Short-chain acyl-CoA dehydrogenase deficiency – how to move on?

Presented By:

Zahra Nochi, Sarah Fogh, Rikke Katrine Jentoft Olsen & Niels Gregersen
Research Unit for Molecular Medicine, Department for Clinical Medicine, Aarhus University and Aarhus University Hospital, Aarhus, Denmark

Corresponding Author contact information:

Zahra Nochi, PhD
Postdoc
Research Unit for Molecular Medicine (MMF) Department of Clinical Medicine
Aarhus University Hospital Palle Juul-Jensens Boulevard 99 8200 Aarhus N, Denmark
+45-50559530
z.nochi@clin.au.dk

BACKGROUND: Short-chain acyl-CoA dehydrogenase deficiency (SCADD) is an autosomal recessive inborn error of mitochondrial fatty acid oxidation, characterized by increased level of butyrylcarnitine and ethylmalonic acid (EMA) in plasma and urine. The majority of individuals with SCADD, who are identified through newborn screening programs, may remain clinically insignificant, while those with symptomatic SCADD may show relatively severe phenotype, such as metabolic or neuromuscular disabilities.

METHODS: We performed a comprehensive literature review and collected our own unpublished data (presented at SSIEM meetings in 2016 & 2017) to gain a greater understanding of SCADD.

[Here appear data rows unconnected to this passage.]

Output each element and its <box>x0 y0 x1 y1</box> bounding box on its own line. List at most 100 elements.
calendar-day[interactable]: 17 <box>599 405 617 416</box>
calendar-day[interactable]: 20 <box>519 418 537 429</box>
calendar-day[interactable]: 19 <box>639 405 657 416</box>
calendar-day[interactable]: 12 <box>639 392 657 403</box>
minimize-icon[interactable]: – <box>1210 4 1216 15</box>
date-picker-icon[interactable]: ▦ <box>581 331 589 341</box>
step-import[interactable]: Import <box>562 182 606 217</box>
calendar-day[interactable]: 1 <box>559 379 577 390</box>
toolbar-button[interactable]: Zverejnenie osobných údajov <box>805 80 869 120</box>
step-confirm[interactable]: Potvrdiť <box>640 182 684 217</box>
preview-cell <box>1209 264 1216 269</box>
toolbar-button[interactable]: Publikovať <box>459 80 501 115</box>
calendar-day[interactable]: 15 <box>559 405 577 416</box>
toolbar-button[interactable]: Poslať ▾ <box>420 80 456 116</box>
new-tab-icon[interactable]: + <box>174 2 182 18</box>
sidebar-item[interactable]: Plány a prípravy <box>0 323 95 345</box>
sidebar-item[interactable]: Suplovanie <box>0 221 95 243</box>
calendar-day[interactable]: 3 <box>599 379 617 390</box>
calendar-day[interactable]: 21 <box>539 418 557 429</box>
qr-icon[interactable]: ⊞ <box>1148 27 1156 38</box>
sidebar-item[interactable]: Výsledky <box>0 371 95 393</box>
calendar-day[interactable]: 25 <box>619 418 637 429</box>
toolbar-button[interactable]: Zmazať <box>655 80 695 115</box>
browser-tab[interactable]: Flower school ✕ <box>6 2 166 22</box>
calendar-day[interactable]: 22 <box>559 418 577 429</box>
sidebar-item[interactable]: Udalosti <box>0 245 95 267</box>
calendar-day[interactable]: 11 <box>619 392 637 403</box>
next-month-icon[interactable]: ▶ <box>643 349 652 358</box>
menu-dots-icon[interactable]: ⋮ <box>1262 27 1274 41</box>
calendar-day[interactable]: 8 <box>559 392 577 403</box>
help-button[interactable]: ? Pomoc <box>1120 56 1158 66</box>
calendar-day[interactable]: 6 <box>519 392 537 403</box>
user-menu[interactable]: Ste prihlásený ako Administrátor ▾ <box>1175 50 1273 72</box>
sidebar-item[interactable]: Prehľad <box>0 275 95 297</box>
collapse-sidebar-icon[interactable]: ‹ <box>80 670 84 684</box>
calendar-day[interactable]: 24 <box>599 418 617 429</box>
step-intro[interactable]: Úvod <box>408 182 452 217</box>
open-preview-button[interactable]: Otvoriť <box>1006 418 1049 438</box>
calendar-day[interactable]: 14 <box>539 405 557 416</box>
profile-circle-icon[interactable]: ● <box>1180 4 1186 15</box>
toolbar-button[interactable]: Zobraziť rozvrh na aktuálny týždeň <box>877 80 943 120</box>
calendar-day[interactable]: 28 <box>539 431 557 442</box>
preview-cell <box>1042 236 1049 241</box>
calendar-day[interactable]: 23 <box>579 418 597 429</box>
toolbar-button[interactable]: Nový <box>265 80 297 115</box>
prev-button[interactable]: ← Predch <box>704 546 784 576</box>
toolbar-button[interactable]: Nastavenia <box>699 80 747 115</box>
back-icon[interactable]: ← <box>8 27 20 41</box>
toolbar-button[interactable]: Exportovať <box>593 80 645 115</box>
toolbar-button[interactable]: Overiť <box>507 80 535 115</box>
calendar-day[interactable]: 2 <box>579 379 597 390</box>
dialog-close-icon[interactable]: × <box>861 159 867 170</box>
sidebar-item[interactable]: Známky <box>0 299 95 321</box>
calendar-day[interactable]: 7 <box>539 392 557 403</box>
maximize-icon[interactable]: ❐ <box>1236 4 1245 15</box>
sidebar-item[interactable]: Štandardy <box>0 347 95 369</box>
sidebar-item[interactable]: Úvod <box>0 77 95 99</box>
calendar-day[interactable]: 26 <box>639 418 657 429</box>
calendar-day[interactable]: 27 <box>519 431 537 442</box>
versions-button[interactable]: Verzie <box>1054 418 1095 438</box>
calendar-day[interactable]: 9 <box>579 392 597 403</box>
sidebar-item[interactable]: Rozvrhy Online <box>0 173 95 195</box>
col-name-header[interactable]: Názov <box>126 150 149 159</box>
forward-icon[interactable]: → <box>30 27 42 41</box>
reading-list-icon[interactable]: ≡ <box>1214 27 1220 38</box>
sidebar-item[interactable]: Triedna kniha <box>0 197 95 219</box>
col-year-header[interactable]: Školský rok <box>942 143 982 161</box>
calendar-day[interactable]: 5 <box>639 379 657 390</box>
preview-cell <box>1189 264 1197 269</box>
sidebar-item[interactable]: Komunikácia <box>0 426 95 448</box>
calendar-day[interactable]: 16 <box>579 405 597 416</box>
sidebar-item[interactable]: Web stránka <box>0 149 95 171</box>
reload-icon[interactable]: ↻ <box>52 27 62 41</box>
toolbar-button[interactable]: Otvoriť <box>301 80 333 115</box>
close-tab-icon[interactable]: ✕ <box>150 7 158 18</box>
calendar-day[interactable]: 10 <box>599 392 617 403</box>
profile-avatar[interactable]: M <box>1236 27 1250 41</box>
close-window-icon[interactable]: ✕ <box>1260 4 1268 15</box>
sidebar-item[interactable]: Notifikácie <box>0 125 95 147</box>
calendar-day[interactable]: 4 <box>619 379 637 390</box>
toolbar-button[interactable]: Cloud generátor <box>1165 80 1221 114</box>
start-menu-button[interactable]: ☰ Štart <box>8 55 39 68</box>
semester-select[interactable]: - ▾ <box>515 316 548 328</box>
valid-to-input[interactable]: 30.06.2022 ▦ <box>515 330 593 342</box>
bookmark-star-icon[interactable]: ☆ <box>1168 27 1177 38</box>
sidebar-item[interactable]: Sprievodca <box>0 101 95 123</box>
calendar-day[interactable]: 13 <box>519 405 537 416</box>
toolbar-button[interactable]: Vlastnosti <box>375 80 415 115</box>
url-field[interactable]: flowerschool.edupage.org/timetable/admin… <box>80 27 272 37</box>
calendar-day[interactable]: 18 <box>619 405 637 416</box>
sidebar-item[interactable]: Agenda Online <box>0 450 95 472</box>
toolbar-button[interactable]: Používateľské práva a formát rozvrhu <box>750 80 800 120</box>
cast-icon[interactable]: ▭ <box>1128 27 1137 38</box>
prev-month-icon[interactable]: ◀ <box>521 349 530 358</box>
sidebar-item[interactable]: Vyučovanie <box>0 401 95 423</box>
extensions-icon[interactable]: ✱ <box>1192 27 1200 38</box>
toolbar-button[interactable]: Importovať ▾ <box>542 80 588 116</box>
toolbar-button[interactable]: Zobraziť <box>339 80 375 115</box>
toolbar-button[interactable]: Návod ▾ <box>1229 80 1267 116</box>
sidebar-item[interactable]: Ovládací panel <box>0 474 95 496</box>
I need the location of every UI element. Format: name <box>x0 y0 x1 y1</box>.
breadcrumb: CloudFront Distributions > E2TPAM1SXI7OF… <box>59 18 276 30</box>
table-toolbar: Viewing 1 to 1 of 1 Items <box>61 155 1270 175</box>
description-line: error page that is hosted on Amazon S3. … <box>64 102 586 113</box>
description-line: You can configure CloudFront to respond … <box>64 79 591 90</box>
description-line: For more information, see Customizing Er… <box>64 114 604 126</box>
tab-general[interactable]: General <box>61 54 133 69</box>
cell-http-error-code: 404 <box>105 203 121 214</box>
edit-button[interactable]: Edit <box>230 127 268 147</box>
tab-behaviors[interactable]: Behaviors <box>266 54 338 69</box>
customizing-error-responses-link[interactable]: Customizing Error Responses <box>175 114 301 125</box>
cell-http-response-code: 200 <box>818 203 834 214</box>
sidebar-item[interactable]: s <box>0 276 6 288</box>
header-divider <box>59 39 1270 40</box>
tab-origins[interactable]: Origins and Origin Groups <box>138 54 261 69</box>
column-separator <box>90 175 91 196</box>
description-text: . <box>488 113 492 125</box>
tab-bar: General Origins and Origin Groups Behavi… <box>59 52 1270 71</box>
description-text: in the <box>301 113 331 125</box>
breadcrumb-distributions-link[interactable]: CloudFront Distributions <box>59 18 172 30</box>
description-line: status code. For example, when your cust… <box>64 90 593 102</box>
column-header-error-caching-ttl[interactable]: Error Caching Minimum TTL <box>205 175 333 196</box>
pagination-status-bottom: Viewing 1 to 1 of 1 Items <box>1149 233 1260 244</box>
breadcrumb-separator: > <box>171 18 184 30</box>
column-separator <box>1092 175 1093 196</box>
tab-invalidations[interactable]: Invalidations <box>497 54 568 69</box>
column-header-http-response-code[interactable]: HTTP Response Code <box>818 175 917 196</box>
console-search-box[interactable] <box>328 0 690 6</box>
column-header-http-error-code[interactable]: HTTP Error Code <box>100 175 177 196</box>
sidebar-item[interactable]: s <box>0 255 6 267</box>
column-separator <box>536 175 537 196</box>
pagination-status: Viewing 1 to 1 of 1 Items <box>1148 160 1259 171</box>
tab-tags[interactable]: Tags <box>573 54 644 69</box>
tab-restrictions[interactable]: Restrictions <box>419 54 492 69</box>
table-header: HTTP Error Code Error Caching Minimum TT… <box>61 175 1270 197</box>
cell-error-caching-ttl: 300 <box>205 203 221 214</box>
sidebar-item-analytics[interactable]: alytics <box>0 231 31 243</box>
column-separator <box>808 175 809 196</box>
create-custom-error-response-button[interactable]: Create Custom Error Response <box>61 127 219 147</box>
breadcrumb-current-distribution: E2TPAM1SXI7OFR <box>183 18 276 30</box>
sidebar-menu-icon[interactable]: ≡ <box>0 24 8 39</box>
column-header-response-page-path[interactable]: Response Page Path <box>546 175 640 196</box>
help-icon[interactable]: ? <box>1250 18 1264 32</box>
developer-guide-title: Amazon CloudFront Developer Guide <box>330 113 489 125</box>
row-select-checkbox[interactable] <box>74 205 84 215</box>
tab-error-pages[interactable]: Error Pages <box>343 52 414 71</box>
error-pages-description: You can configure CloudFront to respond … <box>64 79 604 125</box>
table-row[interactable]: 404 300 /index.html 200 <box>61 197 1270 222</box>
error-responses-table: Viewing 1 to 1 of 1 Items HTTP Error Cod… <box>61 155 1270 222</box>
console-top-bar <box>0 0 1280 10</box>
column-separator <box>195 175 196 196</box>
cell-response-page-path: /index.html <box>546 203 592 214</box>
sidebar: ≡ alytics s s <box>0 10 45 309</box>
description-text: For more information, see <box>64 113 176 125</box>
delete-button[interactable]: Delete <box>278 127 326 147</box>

RESULTS: Two common gene variations, c.511C > T and c.625G > A and a large number of rare gene variations, along with a modifier gene ethylmalonyl-CoA decarboxylase 1 (ECHDC1) have been identified in affected individuals with SCADD. The common variations – as well as the great majority of rare variations – impair folding that cause toxic accumulation of the encoded protein and/or metabolites. These and possibly in combination with SCAD modifier genes, such as ECHDC1, which its protein deficiency increases EMA level, initiate production of reactive oxygen species at a pathogenic level and consequently creates chronic oxidative stress. Interestingly, we found no bi-allelic loss-of-function (LOF) variations among 357 SCAD deficient patients studied over the last 20 years at the Research Unit for molecular Medicine, Aarhus University. This may indicate that SCAD LOF variations are incompatible with life and may raise the question whether human cells can survive with total lack of SCAD protein. In fact, the number of heterozygous LOF variations in the genomic databases is under-represented in relation to the expected.

DISCUSSION: Today, SCADD is not included as a newborn screening target in most countries, since the exact molecular mechanisms that link ACADS variations and elevated levels of butyrate/EMA with significant clinical symptoms are still uncertain. Consequently, many patients with SCAD gene variations do not get a diagnosis and the possibilities to be followed up during development. Pursuing efforts to follow outcomes in SCADD-patients and clarifying possible cellular and genetic mechanisms of SCADD, e.g. by extended genomic screening studies to map SCADD modifier genes should be done.